Movida, dopo il dissequestro degli impianti audio riapre il "Dhome"

La "nuova vita" vedrà il locale più "disco" e meno "bar", con l'attività focalizzata nel piano seminterrato

Dissequestrato dalla Procura è pronto ad aprire nuovamente i battenti il Dhome, il locale di via delle Beccherie bersaglio fin dalla notizia dell'apertura (circa 6 mesi prima dell'inaugurazione ufficiale) delle forti proteste dei residenti della zona, esasperati dalla musica ad alto volume - giudicata eccessiva anche dalla Polizia locale e dal pubblico ministero interessato dalle denunce -.

Il locale era stato pensato con una piano terra (con anche una zona soppalcata) e per fortuna per i titolari una zona interrata, da adibire a "discoteca": proprio quest'area sarà il fulcro della nuova apertura, sempre sotto la società “Euromax” di Fulvio Venturi; per mesi, il locale sotto sequestro, ha visto il lavoro dei tecnici e operai per dotare il "Dhome" di nuovi dispositivi capaci di insonorizzare maggiormente la struttura e evitare qualsiasi problema legato all'acustica. 
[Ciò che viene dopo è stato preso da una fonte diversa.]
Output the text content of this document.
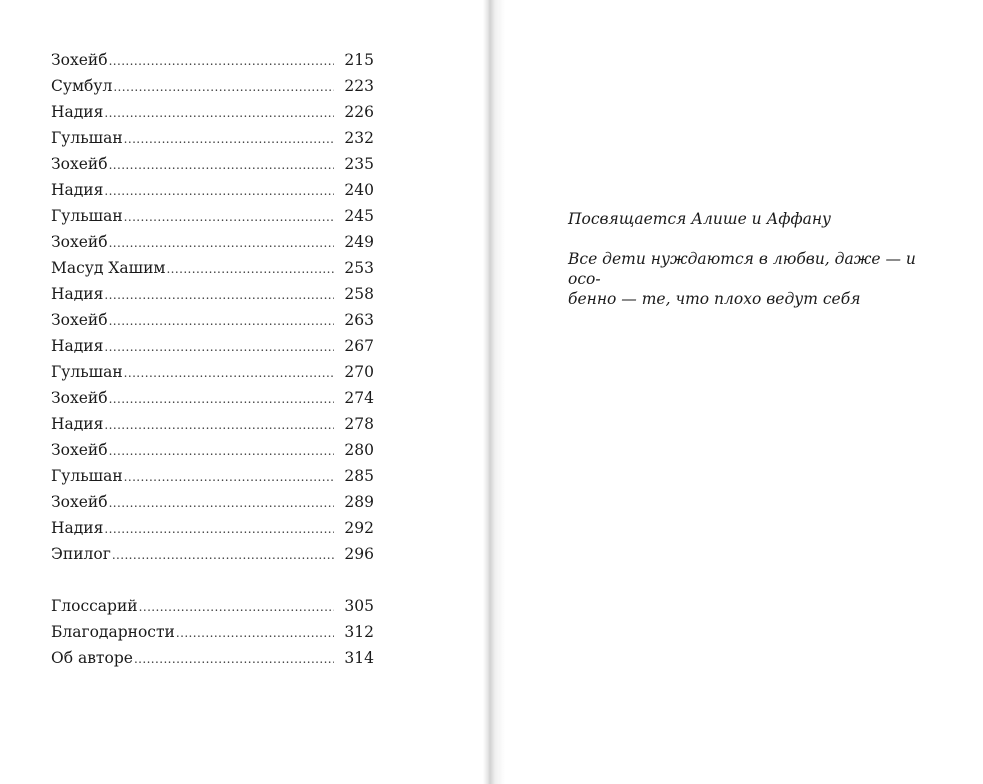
Зохейб .....	215
Сумбул .....	223
Надия .....	226
Гульшан .....	232
Зохейб .....	235
Надия .....	240
Гульшан .....	245
Зохейб .....	249
Масуд Хашим .....	253
Надия .....	258
Зохейб .....	263
Надия .....	267
Гульшан .....	270
Зохейб .....	274
Надия .....	278
Зохейб .....	280
Гульшан .....	285
Зохейб .....	289
Надия .....	292
Эпилог .....	296
Глоссарий .....	305
Благодарности .....	312
Об авторе .....	314

Посвящается Алише и Аффану

Все дети нуждаются в любви, даже — и осо-
бенно — те, что плохо ведут себя
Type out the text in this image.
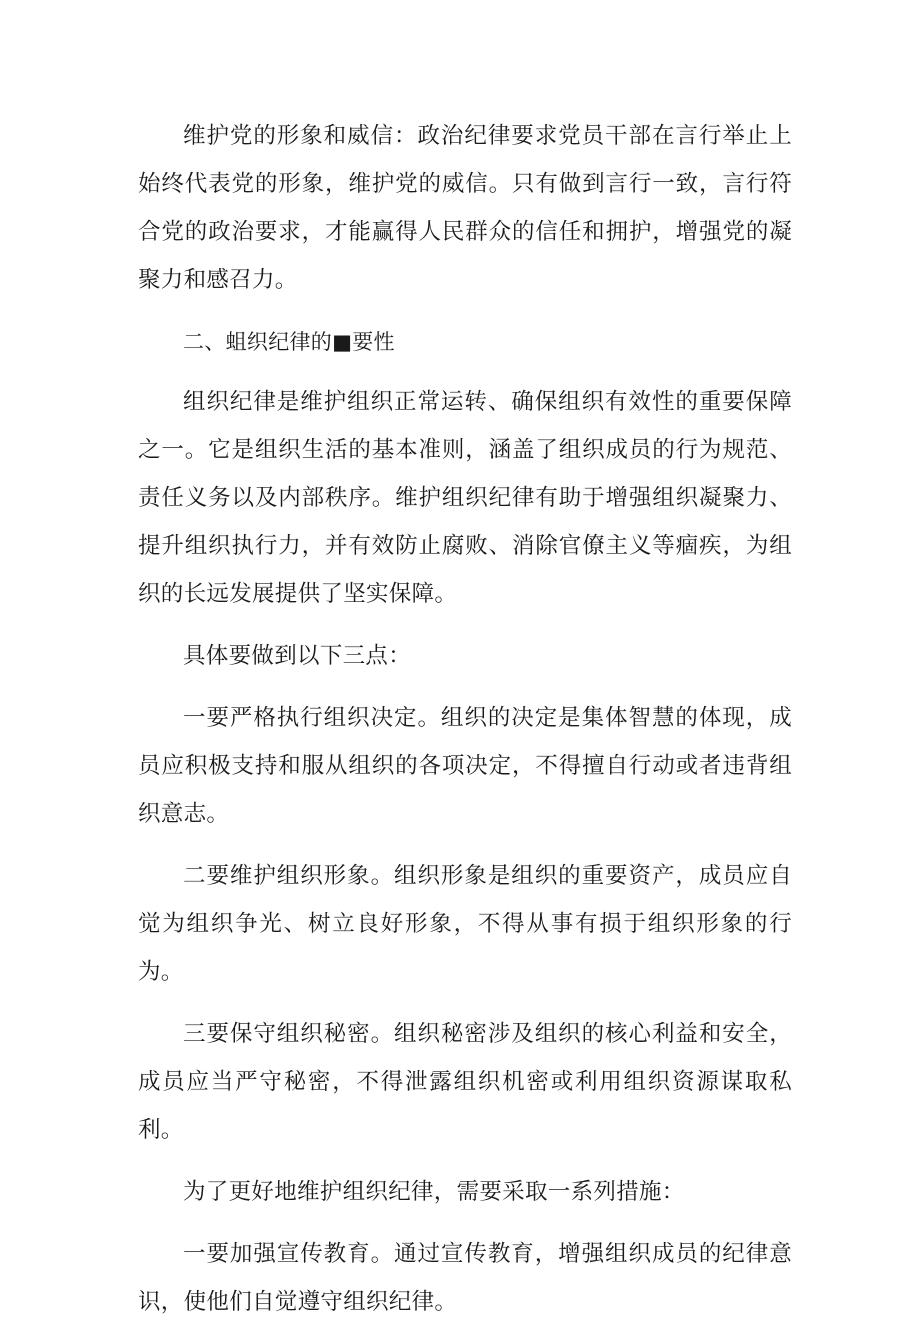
维护党的形象和威信：政治纪律要求党员干部在言行举止上始终代表党的形象，维护党的威信。只有做到言行一致，言行符合党的政治要求，才能赢得人民群众的信任和拥护，增强党的凝聚力和感召力。

二、蛆织纪律的■要性

组织纪律是维护组织正常运转、确保组织有效性的重要保障之一。它是组织生活的基本准则，涵盖了组织成员的行为规范、责任义务以及内部秩序。维护组织纪律有助于增强组织凝聚力、提升组织执行力，并有效防止腐败、消除官僚主义等痼疾，为组织的长远发展提供了坚实保障。

具体要做到以下三点：

一要严格执行组织决定。组织的决定是集体智慧的体现，成员应积极支持和服从组织的各项决定，不得擅自行动或者违背组织意志。

二要维护组织形象。组织形象是组织的重要资产，成员应自觉为组织争光、树立良好形象，不得从事有损于组织形象的行为。

三要保守组织秘密。组织秘密涉及组织的核心利益和安全，成员应当严守秘密，不得泄露组织机密或利用组织资源谋取私利。

为了更好地维护组织纪律，需要采取一系列措施：

一要加强宣传教育。通过宣传教育，增强组织成员的纪律意识，使他们自觉遵守组织纪律。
Dhome era stato inaugurato nel giugno 2014, realizzato trasformando in discobar un vecchio magazzino di proprietà del Fondo Mascagni che fa capo a Generali Real Estate. Un impegnativo intervento di riqualificazione (si parla di circa un milione di euro), ma appunto fin da subito alcuni residenti avevano sollevato pesanti contestazioni. Così nel giugno 2015 il giudice Luigi Dainotti aveva disposto, su richiesta del pubblico ministero Antonio Miggiani, un decreto di sequestro preventivo dei sofisticati impianti musicali.

L'apertura ufficiale è prevista per il 10 dicembre.